Much of the excitement generated is the anticipation of the intense, highly interactive workshop format that allows artists and scientists such freedom to collaborate, experiment and explore future possibilities together.
"A storyteller is as insightful to a sustainability team as a climatologist. The biodesign lab is as creative as the sculpture studio, a musician is as important to an educational technology team as a programmer, and an engineer is as crucial to an immersive theater play as the director," explained Rikakis.
Cynthia Selin, assistant professor in the ASU School of Sustainability and the Center for Nanotechnology in Society and one of the conference's three principal organizers, agreed. "Emerge is a chance to rehearse, play with, articulate, and build out alternative futures," she said. "It will spark new ideas for how to thrive amidst uncertainty and the escalating complexities of modern times. We are not searching for utopias but a measure of moxie in charting sustainable pathways," Selin said.
Leaders in the "Design Fiction'' movement including Sterling, Julian Bleecker, co-founder of Near Future Laboratory, and Stuart Candy, a senior foresight and innovation specialist at Arup, a global design firm, are among the workshop leaders. The products of these workshops - provocative and evocative stories, games, performances and objects from which a vision of the future develops - will be shared with the public beginning at 9:30 a.m. Saturday, March 3, when ASU President Michael Crow will be joined in Neeb Hall by authors Sterling, Stephenson, Mau, Turkle and Brand in a series keynote talks and panel discussions inspired by the workshop explorations.
Throughout the three-day conference, the Digital Culture Festival celebrates the collaboration of artists, engineers and scientists with a series of installations and interactive happenings on public display. Among the exhibits will be a lighted sculptural passageway of Plexiglas "blossoms'' that pulse with sound and light in reaction to movement passing underneath; educational mixed-reality games and a miniature golf game that responds to player's successes and failures. These creations fill indoor and outdoor spaces spanning the design and arts buildings at the west end of the Tempe campus.
Emerge culminates in a Saturday evening interactive media show at the Nelson Fine Arts Plaza on the Tempe campus. Here, buildings surrounding the plaza become the canvas for a movement, image and sound show that engages and immerses the audience in the futuristic themes explored throughout the three-day conference.
The audience will interact with mediated sculptures and installations. Actors will move throughout the audience encouraging the interaction. The audience will drive real-time graphics and sound engines to produce three-dimensional visual displays on the building and surround sound displays in the plaza.

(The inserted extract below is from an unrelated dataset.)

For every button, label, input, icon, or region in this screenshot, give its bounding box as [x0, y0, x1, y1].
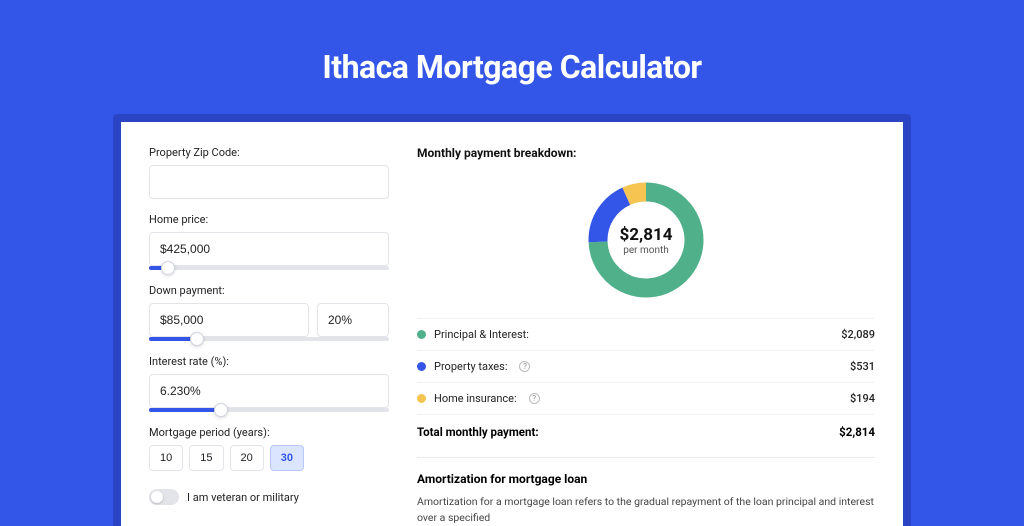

The cutting-edge show is being developed by a diverse group of faculty and students from the arts, design and engineering units at ASU.
Emerge is sponsored at ASU by the Herberger Institute for Design and the Arts, the Ira A. Fulton Schools of Engineering, the Office of the President, the Prevail Project of the Sandra Day O'Connor College of Law, the School of Sustainability, LightWorks, the Center for Nanotechnology and by Intel.